Medical malpractice is a complicated area of personal injury law, and it can be difficult to come to the realization that a medical professional someone has trusted with their health and well-being may have been negligent in such a way that the patient suffered harm, potentially long-term or permanent. While there are myriad forms medical malpractice can take, there are some unfortunately all-too-frequent situations that show up as malpractice. Read on to learn more.

What Is Medical Malpractice?

Medical malpractice happens when a patient is injured or harmed because a healthcare professional or hospital was negligent or guilty of an act of omission. This can happen at any point during someone’s medical treatment, from the initial diagnosis to hospital discharge and aftercare.

To prove medical malpractice in court, the following must be established.

  • Duty of care. The medical professional or organization has a duty to follow the strictest standards of care for every aspect of the patient’s diagnosis and treatment.
  • The duty of care was breached. Whether through negligence or an act of omission, the medical professional or organization did not adhere to the duty of care.
  • Causation. Because the duty of care wasn’t followed, harm or injury was caused to the patient. This can be the most challenging part to prove, both because it involves proving the medical professional or organization didn’t adhere to the duty of care and because that breach of duty directly caused harm. If causation can’t be proven, the case will not succeed.
  • The injury caused damage to the patient. These can be financial, such as extensive out-of-pocket medical expenses or loss of wages due to the inability to work, or it can be things like the patient becoming disabled or experiencing pain and suffering due to the injury.

To pursue a medical malpractice claim, the patient must show that the injury resulted in disability, loss of income, unusual pain, suffering and hardship, or significant past and future medical bills.

What Are the 5 Most Common Causes of Medical Malpractice in New York?

As noted above, nearly countless variations exist on what constitutes medical malpractice. Here are the five most common causes.

  • Errors in diagnosis. This can include either misdiagnosing a condition or illness or failing to diagnose a problem altogether.

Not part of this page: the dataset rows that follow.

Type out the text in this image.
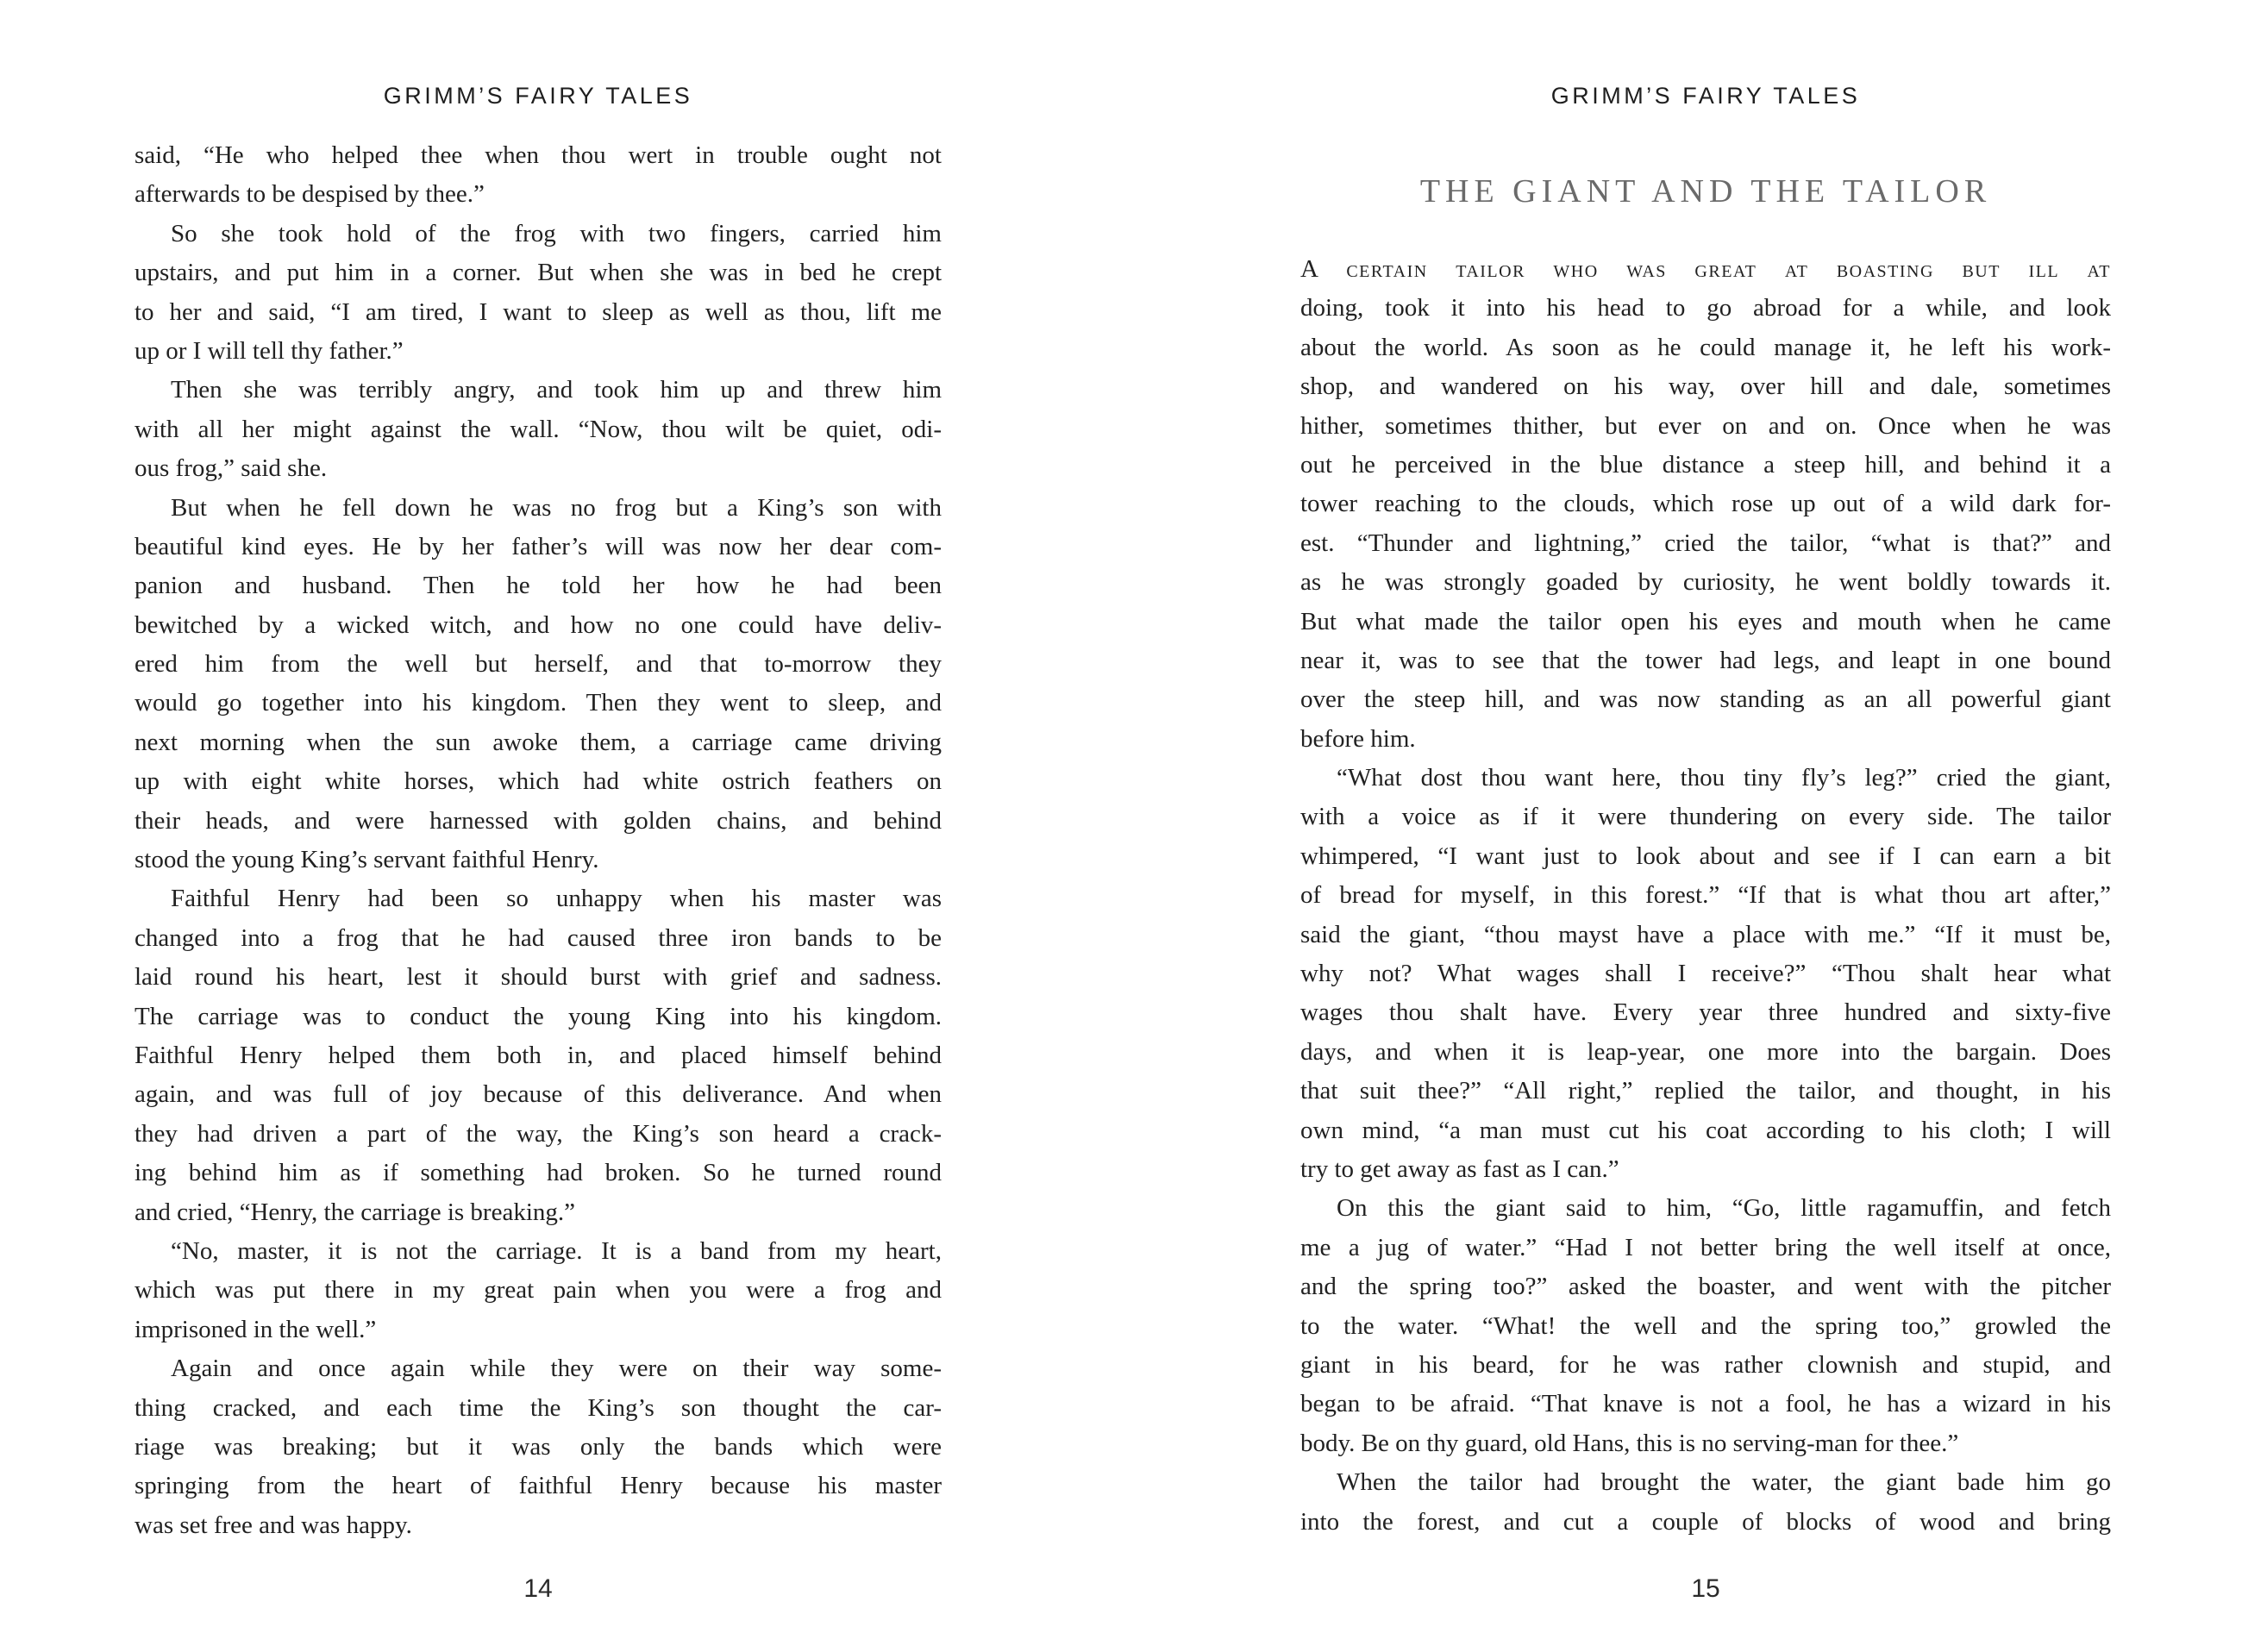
GRIMM’S FAIRY TALES
said, “He who helped thee when thou wert in trouble ought not
afterwards to be despised by thee.”
So she took hold of the frog with two fingers, carried him
upstairs, and put him in a corner. But when she was in bed he crept
to her and said, “I am tired, I want to sleep as well as thou, lift me
up or I will tell thy father.”
Then she was terribly angry, and took him up and threw him
with all her might against the wall. “Now, thou wilt be quiet, odi-
ous frog,” said she.
But when he fell down he was no frog but a King’s son with
beautiful kind eyes. He by her father’s will was now her dear com-
panion and husband. Then he told her how he had been
bewitched by a wicked witch, and how no one could have deliv-
ered him from the well but herself, and that to-morrow they
would go together into his kingdom. Then they went to sleep, and
next morning when the sun awoke them, a carriage came driving
up with eight white horses, which had white ostrich feathers on
their heads, and were harnessed with golden chains, and behind
stood the young King’s servant faithful Henry.
Faithful Henry had been so unhappy when his master was
changed into a frog that he had caused three iron bands to be
laid round his heart, lest it should burst with grief and sadness.
The carriage was to conduct the young King into his kingdom.
Faithful Henry helped them both in, and placed himself behind
again, and was full of joy because of this deliverance. And when
they had driven a part of the way, the King’s son heard a crack-
ing behind him as if something had broken. So he turned round
and cried, “Henry, the carriage is breaking.”
“No, master, it is not the carriage. It is a band from my heart,
which was put there in my great pain when you were a frog and
imprisoned in the well.”
Again and once again while they were on their way some-
thing cracked, and each time the King’s son thought the car-
riage was breaking; but it was only the bands which were
springing from the heart of faithful Henry because his master
was set free and was happy.
14
GRIMM’S FAIRY TALES
THE GIANT AND THE TAILOR
A certain tailor who was great at boasting but ill at
doing, took it into his head to go abroad for a while, and look
about the world. As soon as he could manage it, he left his work-
shop, and wandered on his way, over hill and dale, sometimes
hither, sometimes thither, but ever on and on. Once when he was
out he perceived in the blue distance a steep hill, and behind it a
tower reaching to the clouds, which rose up out of a wild dark for-
est. “Thunder and lightning,” cried the tailor, “what is that?” and
as he was strongly goaded by curiosity, he went boldly towards it.
But what made the tailor open his eyes and mouth when he came
near it, was to see that the tower had legs, and leapt in one bound
over the steep hill, and was now standing as an all powerful giant
before him.
“What dost thou want here, thou tiny fly’s leg?” cried the giant,
with a voice as if it were thundering on every side. The tailor
whimpered, “I want just to look about and see if I can earn a bit
of bread for myself, in this forest.” “If that is what thou art after,”
said the giant, “thou mayst have a place with me.” “If it must be,
why not? What wages shall I receive?” “Thou shalt hear what
wages thou shalt have. Every year three hundred and sixty-five
days, and when it is leap-year, one more into the bargain. Does
that suit thee?” “All right,” replied the tailor, and thought, in his
own mind, “a man must cut his coat according to his cloth; I will
try to get away as fast as I can.”
On this the giant said to him, “Go, little ragamuffin, and fetch
me a jug of water.” “Had I not better bring the well itself at once,
and the spring too?” asked the boaster, and went with the pitcher
to the water. “What! the well and the spring too,” growled the
giant in his beard, for he was rather clownish and stupid, and
began to be afraid. “That knave is not a fool, he has a wizard in his
body. Be on thy guard, old Hans, this is no serving-man for thee.”
When the tailor had brought the water, the giant bade him go
into the forest, and cut a couple of blocks of wood and bring
15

An example would be a patient who is told they’re having a panic attack when in fact, they’re having a heart attack. Because it was misdiagnosed, the heart attack could lead to long-term complications or even death when it might have been treated successfully if diagnosed in the first place. Keep in mind that this also happens in dental offices when dentists misdiagnose dental problems or don’t properly test and diagnose existing conditions that can worsen and cause pain and extensive (and expensive) subsequent treatments.
  • Errors during surgery. This is a vast category that encompasses everything from performing the wrong type of surgery or on the wrong body part, surgical instruments left inside bodies, or incorrect use of monitors and machinery.
  • Errors in drug prescriptions. This category has several variations, including prescribing the wrong medication or medication to which the patient has indicated they’re allergic, not prescribing a medication at all, or ordering an incorrect dosage, all of which can harm the patient.
  • Conditions not treated. This includes situations where a medical professional neglected to take the correct steps to diagnose or treat a condition. For example, a doctor may not request tests that would have indicated a problem needing immediate treatment, and because they didn’t test, the patient suffered an injury.
  • Injuries during childbirth. These may involve either the mother or the child, or both. It can involve anything from nerve damage to broken bones or even brain injuries.

What Is Wrongful Death?

Wrongful death happens when a victim dies due to the wrongful conduct, including negligence, of another. This appears in various areas of personal injury cases, including medical malpractice.

Similarly to proving medical malpractice, wrongful death must prove:

  • The duty of care was breached by the medical professional or organization.
  • Because of that breach of duty of care, the victim died when they likely wouldn’t have otherwise.
  • The victim had survivors in the form of a spouse, children, or other dependents or beneficiaries.
  • The survivors were caused financial damages by the victim’s death, such as a family that no longer has an income provider.

What Should I Do if I Suspect Medical Malpractice Happened in My Medical Case?

Call the Law Offices of Thomas Lavin at 718-829-7400 for a free case evaluation. Medical malpractice is not something someone should try to mitigate on their own. It’s a complicated area that benefits from working with our team of experienced, knowledgeable medical malpractice attorneys. You can be sure the medical professional or organization accused of medical malpractice will fight the charges as hard as they can, so having an attorney devoted to your side is a must.

Something it’s imperative you do not do: Respond to any communications with the other parties in the case, their insurance representative, or their attorneys. Because their goal is to remove all or most liability from their client, they could try to find ways to make you say things indicating you don’t hold their client responsible. They could also try to get you to accept a much lower settlement than you could earn if the case goes to trial. Whether they contact you by phone, email, or letter, don’t respond; just send the communications to your lawyer.